他说,“池田理事,您现在大概了解一些了吧,事实上,我并没有能力和心力满足会长。那一夜我只不过是陪会长打了一宿的桌球,故意制造一种假象让您怀疑我们。”
等于说直谷又骗了我。
我说,“我知道了。你的任务不是已经完成了么,别再那样子站在我面前,赶紧穿上衣服离开吧。”
J。D。米勒蹲下去捡起自己的衣服。
“等一下,”我看了一眼他的胸部,“你那个地方是天生的吗……”我用手比划了一下。
他说,“是因为吃雌激素的关系。我妈妈把我错生为男人,使我非常苦恼。”
“原来是这样。”
我终于明白当我向他要电话号码的时候,直谷为什么用那种眼神看我。直谷还故意在我面前说他是“最漂亮的英国男人”,似乎都是在吃醋,只不过依直谷的个性决对不甘心眼睁睁看着我对别人有好感,所以用这种方法使我憎恶J。D。米勒。真是荒诞透顶,他这么做无非是想测试我罢了。
不久后,我接到了一个陌生号码打来的电话。
“喂,是池田先生的手机吗?”
我一听声音,立刻有点错乱,“你是……路易?”
对方说,“是的。”
我看了看在床上熟睡的直谷,拿着电话到门外,低声说,“喂,你不是说不会纠缠的吗?”
他说,“池田先生,我不知道费了多大的周折才打听到你现在的号码,我只想请求你再给我一次机会,求你了,……。”
“别说了,那是不可能的。”我坚决地回答他。
“为什么?”他的声音充满不甘和绝望。
我说,“因为……算了,你不会懂的,总之以后别再给我打电话了。”
他连忙说,“等一下,先别挂电话,池田先生……你能不能告诉我为什么会这样,是不是因为我的床技不行,还是……”

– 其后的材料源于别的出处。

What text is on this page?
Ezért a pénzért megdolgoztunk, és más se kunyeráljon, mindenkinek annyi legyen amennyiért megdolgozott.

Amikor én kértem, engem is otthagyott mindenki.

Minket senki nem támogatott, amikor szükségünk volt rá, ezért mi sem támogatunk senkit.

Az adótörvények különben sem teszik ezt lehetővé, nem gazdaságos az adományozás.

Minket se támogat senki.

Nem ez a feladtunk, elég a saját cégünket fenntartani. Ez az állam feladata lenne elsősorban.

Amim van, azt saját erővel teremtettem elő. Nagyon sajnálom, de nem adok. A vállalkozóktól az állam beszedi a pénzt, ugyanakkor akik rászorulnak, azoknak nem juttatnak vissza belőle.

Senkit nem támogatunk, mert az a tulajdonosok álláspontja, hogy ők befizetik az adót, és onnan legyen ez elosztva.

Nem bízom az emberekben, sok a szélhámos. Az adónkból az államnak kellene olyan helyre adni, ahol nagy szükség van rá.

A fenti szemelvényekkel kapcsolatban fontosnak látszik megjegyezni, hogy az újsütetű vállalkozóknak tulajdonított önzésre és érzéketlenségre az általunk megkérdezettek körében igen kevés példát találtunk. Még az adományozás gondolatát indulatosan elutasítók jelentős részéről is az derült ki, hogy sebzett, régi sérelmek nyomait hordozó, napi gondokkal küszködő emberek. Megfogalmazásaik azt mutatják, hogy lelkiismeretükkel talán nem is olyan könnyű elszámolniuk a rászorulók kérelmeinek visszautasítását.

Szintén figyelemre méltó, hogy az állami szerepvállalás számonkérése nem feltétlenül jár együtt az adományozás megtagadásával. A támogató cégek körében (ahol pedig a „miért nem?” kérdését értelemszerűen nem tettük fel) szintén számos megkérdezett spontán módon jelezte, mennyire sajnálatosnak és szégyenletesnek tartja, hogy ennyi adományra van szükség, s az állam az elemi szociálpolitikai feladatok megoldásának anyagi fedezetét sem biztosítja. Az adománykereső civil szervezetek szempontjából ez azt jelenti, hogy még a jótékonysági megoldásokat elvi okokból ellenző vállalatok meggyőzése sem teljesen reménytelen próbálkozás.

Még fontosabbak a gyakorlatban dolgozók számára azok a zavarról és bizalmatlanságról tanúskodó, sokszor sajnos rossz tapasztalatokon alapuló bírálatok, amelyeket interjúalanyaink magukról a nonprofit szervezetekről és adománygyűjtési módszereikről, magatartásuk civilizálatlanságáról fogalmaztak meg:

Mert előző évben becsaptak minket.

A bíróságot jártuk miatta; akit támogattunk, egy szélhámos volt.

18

我有些不耐烦地说,“不是,不是,不要再提那件事了,好吗?”
他问,“那是因为什么?你真的一点都没有喜欢上我吗?可是……那天早上你在临走前不是说我很可爱吗?难道只是说说而已,心里根本不是那么想的,事实上觉得很恶心,所以再也不想见到我?这么久都没有联络,我想你应该很忙才顾不上,难道不是因为你太忙吗?”
我干脆告诉他,“恰恰相反,我很闲,对不起,我宁愿独处也不想见到你,你明白我的意思了吗?”
他半晌没说话,然后凄凄地自言自语一般地说,“……把身体献给了日思夜想的人,结果却因此被他讨厌了……”
我纠结地说,“一条,你不能这么说话,我们是有言在先的,喜不喜欢你是我的自由,你没有权力要求以心换心。好吧,我将以前的事情给你解释一下,我以前也许对你有过那么一点帮助,那仅仅是出于同情弱者的心情,因为我过去也接受过别人的帮助,所以你不需要一直放在心上。而且,你现在不是男公关吗?你就当作对我是业务上的接待吧。”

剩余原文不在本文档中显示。